Purpose: Numerous studies have suggested that the interleukin-4 (IL-4) rs2243250 polymorphism is associated with gastric cancer susceptibility. However, the results were inconsistent. Hence, we carried out a meta-analysis to confirm the conclusion.
Methods: We searched PubMed, Embase, CBM, CNKI, and Wanfang Data to identify relevant studies up to August 20, 2015. Odds ratio (OR) and 95% confidence interval (CI) were used to estimate the association between IL-4 rs2243250 polymorphism and gastric cancer susceptibility. All the statistical analyses were performed with Stata 12.0 software.

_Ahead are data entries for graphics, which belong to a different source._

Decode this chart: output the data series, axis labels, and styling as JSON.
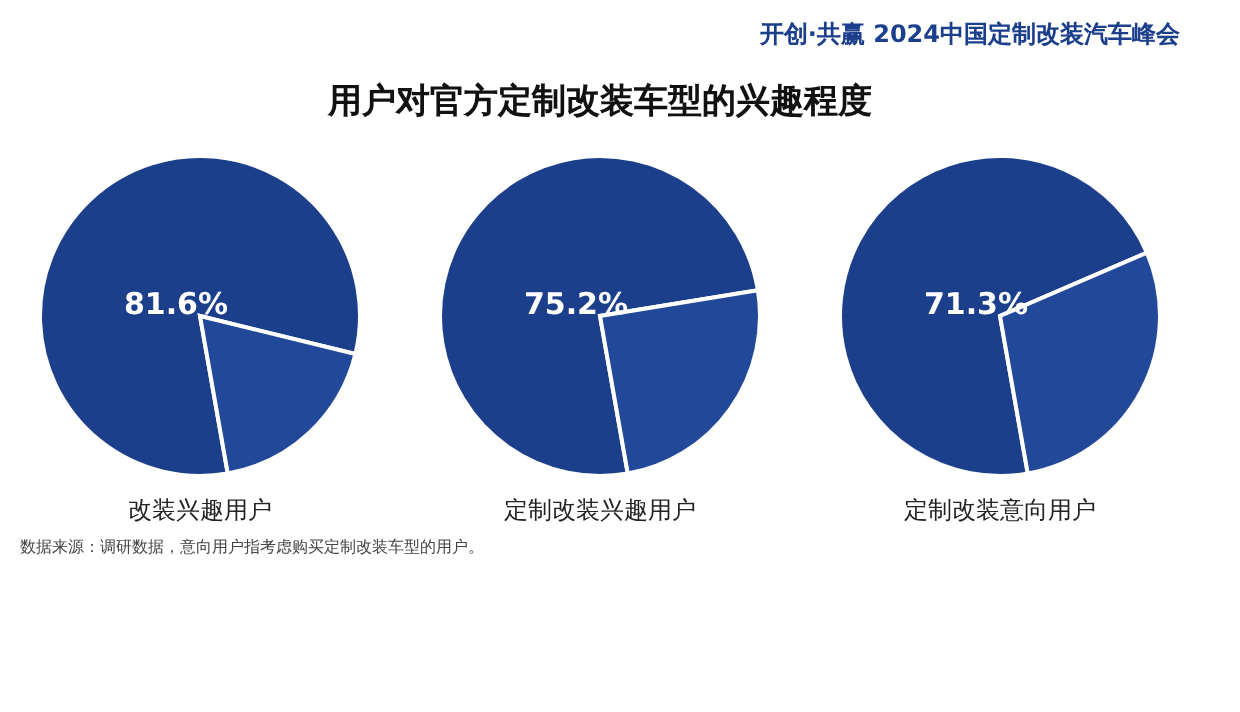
{
  "chart_data": [
    {
      "type": "other",
      "title": "用户对官方定制改装车型的兴趣程度",
      "annotations": [
        "开创·共赢 2024中国定制改装汽车峰会",
        "数据来源：调研数据，意向用户指考虑购买定制改装车型的用户。"
      ]
    },
    {
      "type": "pie",
      "xlabel": "改装兴趣用户",
      "categories": [
        null,
        null
      ],
      "values": [
        81.6,
        18.4
      ],
      "colors": [
        "#1b3f8b",
        "#22489a"
      ],
      "value_labels": [
        "81.6%",
        null
      ]
    },
    {
      "type": "pie",
      "xlabel": "定制改装兴趣用户",
      "categories": [
        null,
        null
      ],
      "values": [
        75.2,
        24.8
      ],
      "colors": [
        "#1b3f8b",
        "#22489a"
      ],
      "value_labels": [
        "75.2%",
        null
      ]
    },
    {
      "type": "pie",
      "xlabel": "定制改装意向用户",
      "categories": [
        null,
        null
      ],
      "values": [
        71.3,
        28.7
      ],
      "colors": [
        "#1b3f8b",
        "#22489a"
      ],
      "value_labels": [
        "71.3%",
        null
      ]
    }
  ]
}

Results: A total of eleven published case-control studies were identified, including 2,247 gastric cancer patients and 3,370 controls. Overall, no significant association between IL-4 rs2243250 polymorphism and gastric cancer susceptibility was observed in this meta-analysis (T vs C: OR =1.05, 95% CI =0.95-1.17; TT vs CC: OR =1.20, 95% CI =0.89-1.63; CT vs CC: OR =1.14, 95% CI =0.87-1.48; TT + CT vs CC: OR =1.13, 95% CI =0.89-1.44; TT vs CT + CC: OR =1.02, 95% CI =0.88-1.20). Similar results were found in subgroup analyses according to ethnicity and Hardy-Weinberg equilibrium in controls.
Conclusion: This meta-analysis suggests that IL-4 rs2243250 polymorphism may not be associated with gastric cancer susceptibility. Further studies are needed to validate this conclusion.
Keywords: genetic; interleukin-4; meta-analysis; polymorphism; stomach neoplasms.